My life over the past week goes something like this…welcome on board your EK180 flight.
Dinner. Dinner. Dubai. Dinner. Heathrow. Grey, raining, mud, frozen fingers. Heated towel
racks. Hop on, Big Ben, hop off, London Eye. Hot Italian pasta. Warsaw security
checkpoint queue. 33-seater and engine roar. White, white, white falling snow in
Bydgoszcz. Smile for the IAAF cameras Aussies! Slipping, sliding, running in snow with
burning nose and aching toes. How many pounds equals zloty equals a block of polish
chocolate? 12mm spikes means running on -11 degree air. Falling snow and team warmup.
1 minute ladies, GUN! Jump, slosh, slide, grind. Jackets and socks. Crazy screaming
c’mon Aussies! Dance the night away and Scottish ditties in the pub. 5am bus. Fly. Dubai.
Fly. Sydney. Train. Home…

So just an average week then…not.
It’s hard to know quite where to begin in the snowstorm of events that made up my trip to
World Cross Country 2013. So perhaps it would be fitting to begin at the end with those
crazy, screaming, Wellington-boot clad and fluoro green individuals who made up the
Aussie team. Rarely have I had the privilege of being among such camaraderie and
genuine team spirit.

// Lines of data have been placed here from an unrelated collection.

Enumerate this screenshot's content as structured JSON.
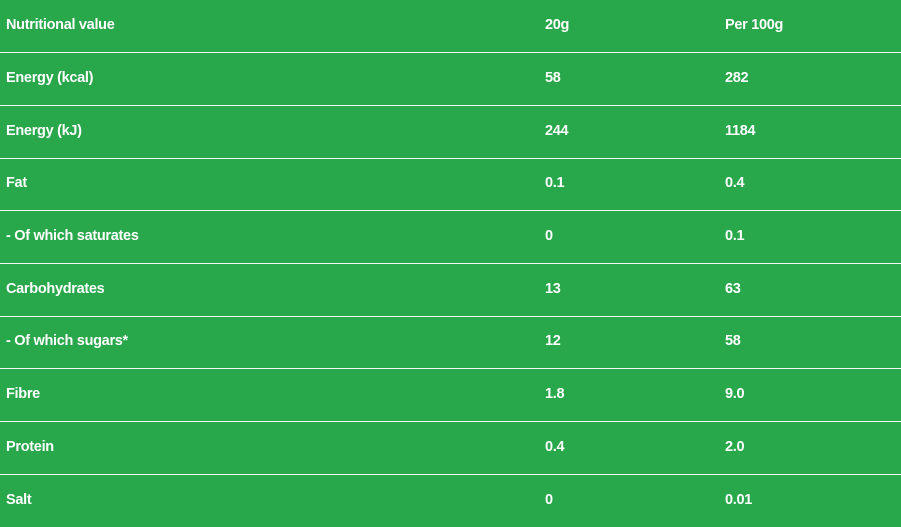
{
  "header": [
    "Nutritional value",
    "20g",
    "Per 100g"
  ],
  "rows": [
    [
      "Energy (kcal)",
      "58",
      "282"
    ],
    [
      "Energy (kJ)",
      "244",
      "1184"
    ],
    [
      "Fat",
      "0.1",
      "0.4"
    ],
    [
      "- Of which saturates",
      "0",
      "0.1"
    ],
    [
      "Carbohydrates",
      "13",
      "63"
    ],
    [
      "- Of which sugars*",
      "12",
      "58"
    ],
    [
      "Fibre",
      "1.8",
      "9.0"
    ],
    [
      "Protein",
      "0.4",
      "2.0"
    ],
    [
      "Salt",
      "0",
      "0.01"
    ]
  ],
  "colors": {
    "background": "#28a74b",
    "text": "#ffffff",
    "divider": "#f2f7f3"
  }
}
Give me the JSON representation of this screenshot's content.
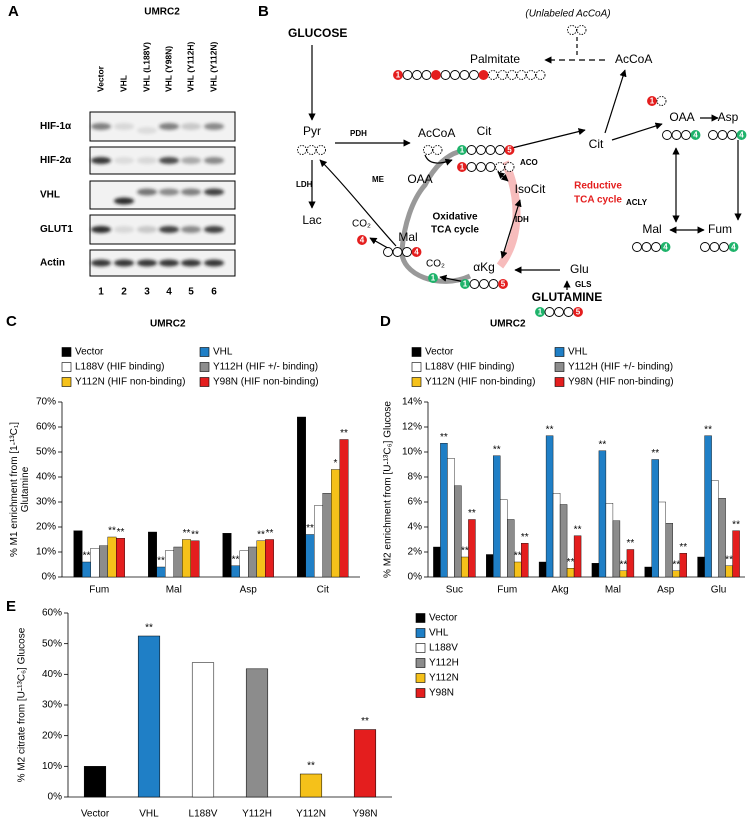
{
  "panel_a": {
    "letter": "A",
    "title": "UMRC2",
    "lanes": [
      "Vector",
      "VHL",
      "VHL (L188V)",
      "VHL (Y98N)",
      "VHL (Y112H)",
      "VHL (Y112N)"
    ],
    "proteins": [
      "HIF-1α",
      "HIF-2α",
      "VHL",
      "GLUT1",
      "Actin"
    ],
    "lane_numbers": [
      "1",
      "2",
      "3",
      "4",
      "5",
      "6"
    ]
  },
  "panel_b": {
    "letter": "B",
    "labels": [
      "GLUCOSE",
      "(Unlabeled AcCoA)",
      "Palmitate",
      "AcCoA",
      "Pyr",
      "PDH",
      "AcCoA",
      "ACLY",
      "OAA",
      "Asp",
      "Cit",
      "Cit",
      "LDH",
      "ME",
      "OAA",
      "ACO",
      "IsoCit",
      "Reductive",
      "TCA cycle",
      "Lac",
      "Oxidative",
      "TCA cycle",
      "IDH",
      "Mal",
      "αKg",
      "Glu",
      "Mal",
      "Fum",
      "GLS",
      "GLUTAMINE",
      "CO₂",
      "CO₂"
    ],
    "isotope_numbers": [
      "1",
      "1",
      "5",
      "1",
      "4",
      "4",
      "1",
      "1",
      "5",
      "1",
      "5",
      "1",
      "4",
      "4",
      "4",
      "4"
    ]
  },
  "chart_data": [
    {
      "type": "bar",
      "panel": "C",
      "title": "UMRC2",
      "y_label": [
        "% M1 enrichment from [1-¹³C₁]",
        "Glutamine"
      ],
      "categories": [
        "Fum",
        "Mal",
        "Asp",
        "Cit"
      ],
      "series": [
        {
          "name": "Vector",
          "color": "#000000",
          "values": [
            18.5,
            18,
            17.5,
            64
          ],
          "significance": [
            null,
            null,
            null,
            null
          ]
        },
        {
          "name": "VHL",
          "color": "#1f7fc6",
          "values": [
            6,
            4,
            4.5,
            17
          ],
          "significance": [
            "**",
            "**",
            "**",
            "**"
          ]
        },
        {
          "name": "L188V (HIF binding)",
          "color": "#ffffff",
          "values": [
            11.5,
            10.5,
            10.5,
            28.5
          ],
          "significance": [
            null,
            null,
            null,
            null
          ]
        },
        {
          "name": "Y112H (HIF +/- binding)",
          "color": "#8c8c8c",
          "values": [
            12.5,
            12,
            12,
            33.5
          ],
          "significance": [
            null,
            null,
            null,
            null
          ]
        },
        {
          "name": "Y112N (HIF non-binding)",
          "color": "#f5c11a",
          "values": [
            16,
            15,
            14.5,
            43
          ],
          "significance": [
            "**",
            "**",
            "**",
            "*"
          ]
        },
        {
          "name": "Y98N (HIF non-binding)",
          "color": "#e41e1e",
          "values": [
            15.5,
            14.5,
            15,
            55
          ],
          "significance": [
            "**",
            "**",
            "**",
            "**"
          ]
        }
      ],
      "ylim": [
        0,
        70
      ],
      "yticks": [
        {
          "value": 0,
          "label": "0%"
        },
        {
          "value": 10,
          "label": "10%"
        },
        {
          "value": 20,
          "label": "20%"
        },
        {
          "value": 30,
          "label": "30%"
        },
        {
          "value": 40,
          "label": "40%"
        },
        {
          "value": 50,
          "label": "50%"
        },
        {
          "value": 60,
          "label": "60%"
        },
        {
          "value": 70,
          "label": "70%"
        }
      ]
    },
    {
      "type": "bar",
      "panel": "D",
      "title": "UMRC2",
      "y_label": [
        "% M2 enrichment  from [U-¹³C₆] Glucose"
      ],
      "categories": [
        "Suc",
        "Fum",
        "Akg",
        "Mal",
        "Asp",
        "Glu"
      ],
      "series": [
        {
          "name": "Vector",
          "color": "#000000",
          "values": [
            2.4,
            1.8,
            1.2,
            1.1,
            0.8,
            1.6
          ],
          "significance": [
            null,
            null,
            null,
            null,
            null,
            null
          ]
        },
        {
          "name": "VHL",
          "color": "#1f7fc6",
          "values": [
            10.7,
            9.7,
            11.3,
            10.1,
            9.4,
            11.3
          ],
          "significance": [
            "**",
            "**",
            "**",
            "**",
            "**",
            "**"
          ]
        },
        {
          "name": "L188V (HIF binding)",
          "color": "#ffffff",
          "values": [
            9.5,
            6.2,
            6.7,
            5.9,
            6.0,
            7.7
          ],
          "significance": [
            null,
            null,
            null,
            null,
            null,
            null
          ]
        },
        {
          "name": "Y112H (HIF +/- binding)",
          "color": "#8c8c8c",
          "values": [
            7.3,
            4.6,
            5.8,
            4.5,
            4.3,
            6.3
          ],
          "significance": [
            null,
            null,
            null,
            null,
            null,
            null
          ]
        },
        {
          "name": "Y112N (HIF non-binding)",
          "color": "#f5c11a",
          "values": [
            1.6,
            1.2,
            0.7,
            0.5,
            0.5,
            0.9
          ],
          "significance": [
            "**",
            "**",
            "**",
            "**",
            "**",
            "**"
          ]
        },
        {
          "name": "Y98N (HIF non-binding)",
          "color": "#e41e1e",
          "values": [
            4.6,
            2.7,
            3.3,
            2.2,
            1.9,
            3.7
          ],
          "significance": [
            "**",
            "**",
            "**",
            "**",
            "**",
            "**"
          ]
        }
      ],
      "ylim": [
        0,
        14
      ],
      "yticks": [
        {
          "value": 0,
          "label": "0%"
        },
        {
          "value": 2,
          "label": "2%"
        },
        {
          "value": 4,
          "label": "4%"
        },
        {
          "value": 6,
          "label": "6%"
        },
        {
          "value": 8,
          "label": "8%"
        },
        {
          "value": 10,
          "label": "10%"
        },
        {
          "value": 12,
          "label": "12%"
        },
        {
          "value": 14,
          "label": "14%"
        }
      ]
    },
    {
      "type": "bar",
      "panel": "E",
      "y_label": [
        "% M2 citrate  from [U-¹³C₆] Glucose"
      ],
      "categories": [
        "Vector",
        "VHL",
        "L188V",
        "Y112H",
        "Y112N",
        "Y98N"
      ],
      "values": [
        10,
        52.5,
        43.8,
        41.8,
        7.5,
        22
      ],
      "colors": [
        "#000000",
        "#1f7fc6",
        "#ffffff",
        "#8c8c8c",
        "#f5c11a",
        "#e41e1e"
      ],
      "significance": [
        null,
        "**",
        null,
        null,
        "**",
        "**"
      ],
      "ylim": [
        0,
        60
      ],
      "yticks": [
        {
          "value": 0,
          "label": "0%"
        },
        {
          "value": 10,
          "label": "10%"
        },
        {
          "value": 20,
          "label": "20%"
        },
        {
          "value": 30,
          "label": "30%"
        },
        {
          "value": 40,
          "label": "40%"
        },
        {
          "value": 50,
          "label": "50%"
        },
        {
          "value": 60,
          "label": "60%"
        }
      ]
    }
  ]
}
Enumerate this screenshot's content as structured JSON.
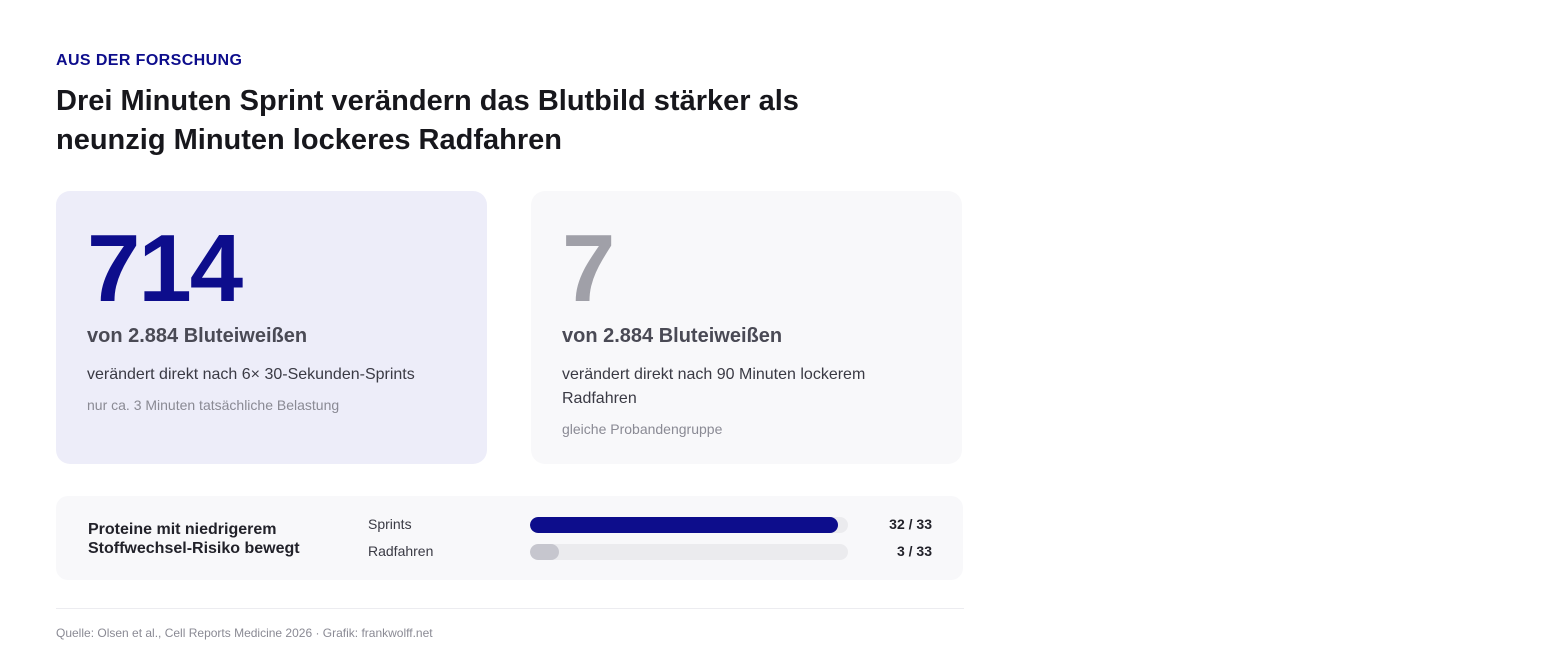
{
  "kicker": "AUS DER FORSCHUNG",
  "headline": "Drei Minuten Sprint verändern das Blutbild stärker als neunzig Minuten lockeres Radfahren",
  "cards": [
    {
      "number": "714",
      "of_text": "von 2.884 Bluteiweißen",
      "description": "verändert direkt nach 6× 30-Sekunden-Sprints",
      "note": "nur ca. 3 Minuten tatsächliche Belastung"
    },
    {
      "number": "7",
      "of_text": "von 2.884 Bluteiweißen",
      "description": "verändert direkt nach 90 Minuten lockerem Radfahren",
      "note": "gleiche Probandengruppe"
    }
  ],
  "chart_data": {
    "type": "bar",
    "orientation": "horizontal",
    "title": "Proteine mit niedrigerem Stoffwechsel-Risiko bewegt",
    "categories": [
      "Sprints",
      "Radfahren"
    ],
    "values": [
      32,
      3
    ],
    "max": 33,
    "value_labels": [
      "32 / 33",
      "3 / 33"
    ],
    "colors": [
      "#0d0d8c",
      "#c6c6ce"
    ]
  },
  "source": "Quelle: Olsen et al., Cell Reports Medicine 2026 · Grafik: frankwolff.net",
  "colors": {
    "accent": "#0d0d8c",
    "muted_number": "#a0a0a8",
    "primary_card_bg": "#ededf9",
    "secondary_card_bg": "#f8f8fa"
  }
}
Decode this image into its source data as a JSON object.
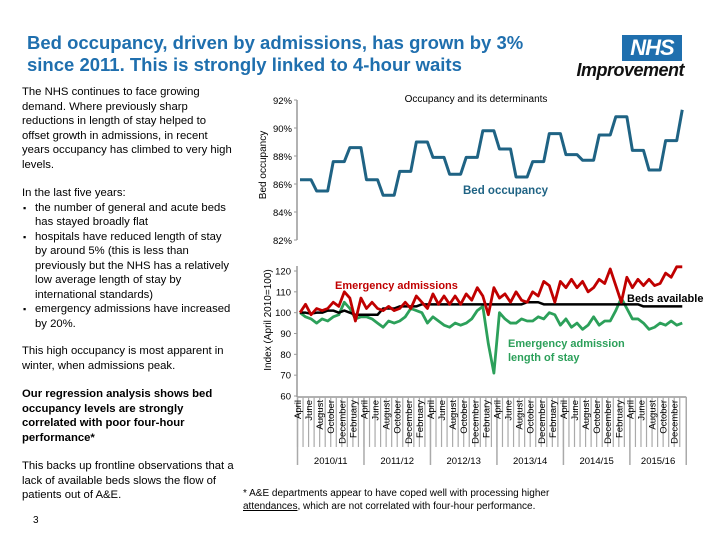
{
  "header": {
    "title": "Bed occupancy, driven by admissions, has grown by 3% since 2011. This is strongly linked to 4-hour waits",
    "logo_top": "NHS",
    "logo_bottom": "Improvement",
    "brand_color": "#1f6fae"
  },
  "left_text": {
    "intro": "The NHS continues to face growing demand. Where previously sharp reductions in length of stay helped to offset growth in admissions, in recent years occupancy has climbed to very high levels.",
    "list_heading": "In the last five years:",
    "bullets": [
      "the number of general and acute beds has stayed broadly flat",
      "hospitals have reduced length of stay by around 5% (this is less than previously but the NHS has a relatively low average length of stay by international standards)",
      "emergency admissions have increased by 20%."
    ],
    "winter": "This high occupancy is most apparent in winter, when admissions peak.",
    "regression": "Our regression analysis shows bed occupancy levels are strongly correlated with poor four-hour performance*",
    "frontline": "This backs up frontline observations that a lack of available beds slows the flow of patients out of A&E.",
    "page_number": "3"
  },
  "footnote": {
    "prefix": "* A&E departments appear to have coped well with processing higher ",
    "underlined": "attendances",
    "suffix": ", which are not correlated with four-hour performance."
  },
  "chart_data": [
    {
      "type": "line",
      "title": "Occupancy and its determinants",
      "ylabel": "Bed occupancy",
      "ylim": [
        82,
        92
      ],
      "yticks": [
        "82%",
        "84%",
        "86%",
        "88%",
        "90%",
        "92%"
      ],
      "ytick_values": [
        82,
        84,
        86,
        88,
        90,
        92
      ],
      "grid": false,
      "x_granularity": "quarterly, April 2010 to January 2016",
      "series": [
        {
          "name": "Bed occupancy",
          "color": "#1f6384",
          "values": [
            86.3,
            85.5,
            87.6,
            88.6,
            86.3,
            85.2,
            86.9,
            89.0,
            87.9,
            86.7,
            87.9,
            89.8,
            88.5,
            86.5,
            87.6,
            89.6,
            88.1,
            87.7,
            89.5,
            90.8,
            88.4,
            87.0,
            89.1,
            91.3
          ]
        }
      ]
    },
    {
      "type": "line",
      "ylabel": "Index (April 2010=100)",
      "ylim": [
        60,
        120
      ],
      "yticks": [
        "60",
        "70",
        "80",
        "90",
        "100",
        "110",
        "120"
      ],
      "ytick_values": [
        60,
        70,
        80,
        90,
        100,
        110,
        120
      ],
      "grid": false,
      "years": [
        "2010/11",
        "2011/12",
        "2012/13",
        "2013/14",
        "2014/15",
        "2015/16"
      ],
      "month_labels": [
        "April",
        "June",
        "August",
        "October",
        "December",
        "February"
      ],
      "months_in_last_year": 10,
      "series": [
        {
          "name": "Emergency admissions",
          "color": "#c00000",
          "values": [
            100,
            104,
            99,
            102,
            101,
            102,
            105,
            103,
            110,
            107,
            96,
            107,
            102,
            105,
            102,
            101,
            103,
            101,
            102,
            105,
            102,
            108,
            105,
            102,
            109,
            104,
            108,
            104,
            108,
            104,
            109,
            106,
            112,
            108,
            99,
            112,
            107,
            109,
            105,
            110,
            106,
            105,
            110,
            108,
            115,
            113,
            105,
            115,
            112,
            116,
            112,
            115,
            110,
            112,
            116,
            114,
            121,
            113,
            105,
            117,
            112,
            116,
            113,
            116,
            113,
            114,
            119,
            117,
            122,
            122
          ]
        },
        {
          "name": "Beds available",
          "color": "#000000",
          "values": [
            100,
            100,
            99.5,
            100,
            100,
            101,
            101,
            100,
            101,
            100,
            99,
            99,
            99,
            99,
            99,
            102,
            102,
            102,
            103,
            103,
            103,
            103,
            104,
            104,
            104,
            104,
            104,
            104,
            104,
            104,
            104,
            104,
            104,
            104,
            104,
            104,
            104,
            104,
            104,
            104,
            104,
            105,
            105,
            105,
            104,
            104,
            104,
            104,
            104,
            104,
            104,
            104,
            104,
            104,
            104,
            104,
            104,
            104,
            104,
            104,
            104,
            104,
            103,
            103,
            103,
            103,
            103,
            103,
            103,
            103
          ]
        },
        {
          "name": "Emergency admission length of stay",
          "label_lines": [
            "Emergency admission",
            "length of stay"
          ],
          "color": "#2ca05a",
          "values": [
            100,
            98,
            97,
            95,
            97,
            96,
            98,
            99,
            105,
            102,
            97,
            98,
            98,
            97,
            95,
            93,
            96,
            95,
            96,
            98,
            102,
            101,
            100,
            95,
            98,
            96,
            94,
            93,
            95,
            94,
            95,
            97,
            101,
            103,
            85,
            71,
            100,
            97,
            95,
            95,
            97,
            96,
            96,
            98,
            97,
            100,
            99,
            94,
            97,
            93,
            95,
            92,
            94,
            98,
            94,
            96,
            96,
            101,
            107,
            102,
            97,
            97,
            95,
            92,
            93,
            95,
            94,
            96,
            94,
            95
          ]
        }
      ]
    }
  ]
}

Whether it was negotiating the pronunciation of an Italian restaurant
menu, wandering aimlessly around airports at 4am, freezing our limbs off jogging through
the snow or cheering til we had no voices left, these guys proved that experience is much
richer when its shared. I think the moment that epitomised this was the final race of the
day, the Open men’s 12km. Having pulled on a strange assortment of jackets and trackies,
the rest of us dashed/ hobbled out onto the course to cheer, a dozen pairs of bright green
legs wading through knee-deep snow and sliding down muddy hills to catch the runners at
every possible corner and getting steadily more giddy with excitement as our guys moved
up the places.

The conditions were, to say the least, unimaginable. I have never been so utterly and
bitterly cold in my entire life. On the Saturday, we headed out to inspect the course and,
even with 4 pairs of pants, jumpers and coats on, I literally could not make it around the
entire 2km loop in the -11 degree air and retreated inside the marshalling tent. Two hours
out in the wind each morning was enough to leave our skin raw and bodies fatigued from
the effort of staying warm. As for those of us who made the treacherous mistake of taking
a glove off to take a snap of the glittering white wonderland…well we paid the price with
our burning fingers for a substantial period after! I now have deep respect for athletes who
train in the cold European winters!

That said, it was amazing and surreal to experience something completely removed from
the familiarity of home. Luxuries such as heated towel racks, steaming mugs of coffee and
warm fresh bread were all the more sweet! Being my first experience of falling snow, I was
thrilled to be able to lean out my bedroom window and catch the snowflakes on my arms.
In the Old Town centre of Bydgoszcz, we hurried between warm shop doorways and tried
on boots, coats and beanies. In London, I was starstruck as we toured the many famous
landmarks I’d only ever heard about.

And of course, the race. It is always so valuable to attend such an event and witness the
array of cultures, racing/ training techniques and team antics. Watching the world’s best
guts it out is an absolute privilege, especially when you can get so close to the athletes as
they negotiate the hills and jumps. The course was a real tough grind, with a 2km loop
winding around a series of tight bends with muddy jumps before heading straight up a
snow-covered near-vertical hill before the finish. Everything feels so weird that it is hard to
gauge how you are racing. I was not thrilled with my race but at the time I felt I had put it
all out there on the course and in comparison to my Aussie team-mates I felt I performed
consistently with trials. Tasmin, Tara, Sophie and I had a great time running together and
preparing in the lead up to the race and I couldn’t have been happier for the girls. I was
also really impressed with how the Aussie juniors handled the whole experience – they
took all the unknowns in their stride and managed to pull off great runs all round. The
future looks bright for Aussie distance running. Finally, the whole trip came together due to
the hard work and guidance of our team managers, Nicky, Deb, Robbie and Rod who
supported us every step of the way! I’m personally extremely grateful not only for their
professional care but also for the positive way they contributed to the team spirit.

So I guess that’s pozegnanie from me. A single blog doesn’t really do the trip justice….but
then again, I’m sure you could listen to Mitch’s yarns for hours, browse Amy’s gazillion
photos, watch the coverage of Collis racing or check out Sam’s multicultural range of
swapped uniforms if you want more of the story! GO AUSSIES!